Battery life was about what I expect from wireless buds. Amazon advertises five hours per charge and says the case gives you up to 20 hours when you charge up in between uses. After an hour phone call, the buds dropped to 74% and 88%, respectively. It’s weird that one lost more battery life than the other.
Amazon includes three different tip sizes and three different optional wings that help the buds stay in your ears. Most people I know like their AirPods, but I’ve heard from several who complain that they won’t stay in their ears. The Echo Buds are good at that.
But I found that they’re a little uncomfortable to wear for a long period of time, even after I tried all of the tip sizes. I wore them for most of a work day, walking around my house during calls and sitting at my desk listening to music. AirPods aren’t perfectly comfortable either, but I thought the Echo Buds would be a little better since they have softer tips.
The case is bigger than the AirPods case, and it feels and looks like cheap plastic. It also uses older microUSB technology for charging. That’s not a big deal, but it also means you need to carry a microUSB cord with you instead of a newer USB-C cable that most modern gadgets use.
Also, the controls on the sides of the Echo Buds can be a little finicky. The double-tap input to activate passthrough or noise reduction works fine, but sometimes I had to hold the side really long to bring up Siri, if it activated at all. I could just bring up Alexa by saying “Alexa,” but I don’t always like talking to myself in public.
Sometimes the Alexa app, which is used to control your in-home Amazon products and also the Echo Buds, can be a little weird, too. You can use it to start audible books, for example, but not Spotify playlists. Instead, if you want Spotify, you need to open the Spotify app, even if they’re listed in the Alexa app as recently played. But I do like that the app makes it really easy to pair the Echo Buds. You just open the case and tap them when they pop up in the app.
Finally, if you add on the wings that help keep the Echo Buds in your ears, they can sometimes prevent the Echo Buds case from closing completely until you either jam it closed or adjust the wing so that it’s not blocking the case cover.
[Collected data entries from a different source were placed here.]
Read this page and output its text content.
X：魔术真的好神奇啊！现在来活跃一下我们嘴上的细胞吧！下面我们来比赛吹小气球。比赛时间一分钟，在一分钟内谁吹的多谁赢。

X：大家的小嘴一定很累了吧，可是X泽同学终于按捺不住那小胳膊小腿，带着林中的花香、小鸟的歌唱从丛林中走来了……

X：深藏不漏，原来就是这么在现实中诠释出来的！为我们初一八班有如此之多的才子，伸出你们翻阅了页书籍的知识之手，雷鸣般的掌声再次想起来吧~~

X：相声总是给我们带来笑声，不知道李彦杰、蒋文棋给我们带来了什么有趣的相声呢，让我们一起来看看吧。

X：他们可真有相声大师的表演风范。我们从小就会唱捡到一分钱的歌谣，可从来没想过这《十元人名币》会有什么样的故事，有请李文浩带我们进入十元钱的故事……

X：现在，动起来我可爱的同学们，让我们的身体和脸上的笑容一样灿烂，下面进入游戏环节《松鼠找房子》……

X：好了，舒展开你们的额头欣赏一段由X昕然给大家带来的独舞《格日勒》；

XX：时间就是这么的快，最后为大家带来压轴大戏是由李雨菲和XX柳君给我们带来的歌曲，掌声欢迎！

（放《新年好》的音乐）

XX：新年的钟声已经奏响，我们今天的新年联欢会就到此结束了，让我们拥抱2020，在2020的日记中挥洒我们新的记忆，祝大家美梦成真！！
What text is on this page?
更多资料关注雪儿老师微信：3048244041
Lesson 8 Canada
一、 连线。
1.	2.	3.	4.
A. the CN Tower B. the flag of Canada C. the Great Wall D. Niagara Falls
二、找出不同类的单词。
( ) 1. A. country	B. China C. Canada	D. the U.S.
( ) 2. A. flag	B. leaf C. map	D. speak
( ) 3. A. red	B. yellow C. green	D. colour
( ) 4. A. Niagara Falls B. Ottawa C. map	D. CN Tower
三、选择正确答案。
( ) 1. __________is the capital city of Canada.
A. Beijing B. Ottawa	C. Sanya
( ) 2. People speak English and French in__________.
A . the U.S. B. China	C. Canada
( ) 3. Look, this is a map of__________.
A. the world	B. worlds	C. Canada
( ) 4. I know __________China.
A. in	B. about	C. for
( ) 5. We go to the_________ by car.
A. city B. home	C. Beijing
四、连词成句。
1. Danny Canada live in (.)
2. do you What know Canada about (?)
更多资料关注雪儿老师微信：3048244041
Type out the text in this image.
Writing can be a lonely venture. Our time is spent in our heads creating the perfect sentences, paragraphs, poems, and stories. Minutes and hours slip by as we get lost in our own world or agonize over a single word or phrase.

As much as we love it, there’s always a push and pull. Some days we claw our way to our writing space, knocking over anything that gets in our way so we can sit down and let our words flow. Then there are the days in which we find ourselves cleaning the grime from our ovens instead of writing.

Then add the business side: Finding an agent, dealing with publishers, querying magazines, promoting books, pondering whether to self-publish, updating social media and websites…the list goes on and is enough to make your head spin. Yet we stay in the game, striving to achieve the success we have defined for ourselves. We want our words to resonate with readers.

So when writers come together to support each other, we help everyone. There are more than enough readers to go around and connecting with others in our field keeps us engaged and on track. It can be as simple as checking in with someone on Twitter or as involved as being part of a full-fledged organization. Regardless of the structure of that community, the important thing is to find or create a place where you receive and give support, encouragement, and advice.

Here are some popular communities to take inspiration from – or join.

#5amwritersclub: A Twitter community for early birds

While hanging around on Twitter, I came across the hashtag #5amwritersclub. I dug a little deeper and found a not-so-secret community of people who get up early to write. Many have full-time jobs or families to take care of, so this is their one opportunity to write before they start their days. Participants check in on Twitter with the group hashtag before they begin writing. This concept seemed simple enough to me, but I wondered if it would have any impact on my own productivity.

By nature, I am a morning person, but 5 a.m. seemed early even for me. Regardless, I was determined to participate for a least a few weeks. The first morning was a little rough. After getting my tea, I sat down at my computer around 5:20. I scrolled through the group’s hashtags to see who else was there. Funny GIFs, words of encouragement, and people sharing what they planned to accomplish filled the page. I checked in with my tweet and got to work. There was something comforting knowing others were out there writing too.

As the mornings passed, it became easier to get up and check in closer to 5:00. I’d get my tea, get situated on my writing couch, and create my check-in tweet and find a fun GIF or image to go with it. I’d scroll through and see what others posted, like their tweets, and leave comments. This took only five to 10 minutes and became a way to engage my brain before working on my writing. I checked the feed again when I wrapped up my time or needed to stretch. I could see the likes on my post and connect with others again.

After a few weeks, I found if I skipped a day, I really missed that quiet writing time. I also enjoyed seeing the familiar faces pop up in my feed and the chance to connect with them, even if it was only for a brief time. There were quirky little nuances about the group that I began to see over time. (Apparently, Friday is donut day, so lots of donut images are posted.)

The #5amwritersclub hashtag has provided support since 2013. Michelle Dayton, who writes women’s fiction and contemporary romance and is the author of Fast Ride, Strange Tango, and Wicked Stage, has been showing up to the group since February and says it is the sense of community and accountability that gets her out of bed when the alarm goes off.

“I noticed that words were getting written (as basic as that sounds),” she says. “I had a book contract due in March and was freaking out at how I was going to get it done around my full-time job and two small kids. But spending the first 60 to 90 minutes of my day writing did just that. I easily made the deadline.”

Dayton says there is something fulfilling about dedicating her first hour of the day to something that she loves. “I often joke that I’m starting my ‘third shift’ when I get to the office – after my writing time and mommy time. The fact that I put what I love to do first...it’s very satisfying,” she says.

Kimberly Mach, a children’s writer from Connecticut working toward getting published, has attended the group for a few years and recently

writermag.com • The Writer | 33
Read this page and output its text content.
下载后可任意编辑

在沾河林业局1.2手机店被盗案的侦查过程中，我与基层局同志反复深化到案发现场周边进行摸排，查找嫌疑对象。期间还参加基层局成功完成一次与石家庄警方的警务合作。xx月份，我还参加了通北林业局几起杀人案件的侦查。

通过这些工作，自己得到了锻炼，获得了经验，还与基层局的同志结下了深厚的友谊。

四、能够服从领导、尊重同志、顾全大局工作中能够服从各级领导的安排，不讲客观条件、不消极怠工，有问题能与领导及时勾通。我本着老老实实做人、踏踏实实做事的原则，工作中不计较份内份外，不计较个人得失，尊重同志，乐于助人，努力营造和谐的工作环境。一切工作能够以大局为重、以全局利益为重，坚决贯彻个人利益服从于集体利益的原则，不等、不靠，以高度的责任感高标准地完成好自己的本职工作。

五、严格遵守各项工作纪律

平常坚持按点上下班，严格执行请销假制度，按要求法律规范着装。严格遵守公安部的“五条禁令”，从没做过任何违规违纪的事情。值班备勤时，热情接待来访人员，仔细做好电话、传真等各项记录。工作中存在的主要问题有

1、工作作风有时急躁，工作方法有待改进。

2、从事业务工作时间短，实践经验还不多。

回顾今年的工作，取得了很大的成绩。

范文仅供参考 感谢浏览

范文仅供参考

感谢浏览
I think Amazon could have designed this a little better so the buds fit more seamlessly.
Despite some of the drawbacks, the Echo Buds are priced well at $129, and I think they’re a good option for folks who haven’t bought or don’t care for AirPods. They’re an especially good option for Android users, maybe even the best option.
I really like the noise reduction option, that they last long, sounded good enough on phone calls and worked really well with Alexa. I wish Amazon built a better case and that they were more comfortable, though. But people’s ears vary enough that what I find uncomfortable might be perfectly fine for you.
I think most people who own iPhones and iPads should just buy AirPods, since they work so seamlessly with Apple’s products. They have a much smaller case, too, and feel more premium. If you like noise canceling, then you may want to consider Apple’s AirPods Pro, which were announced on Monday but cost $249.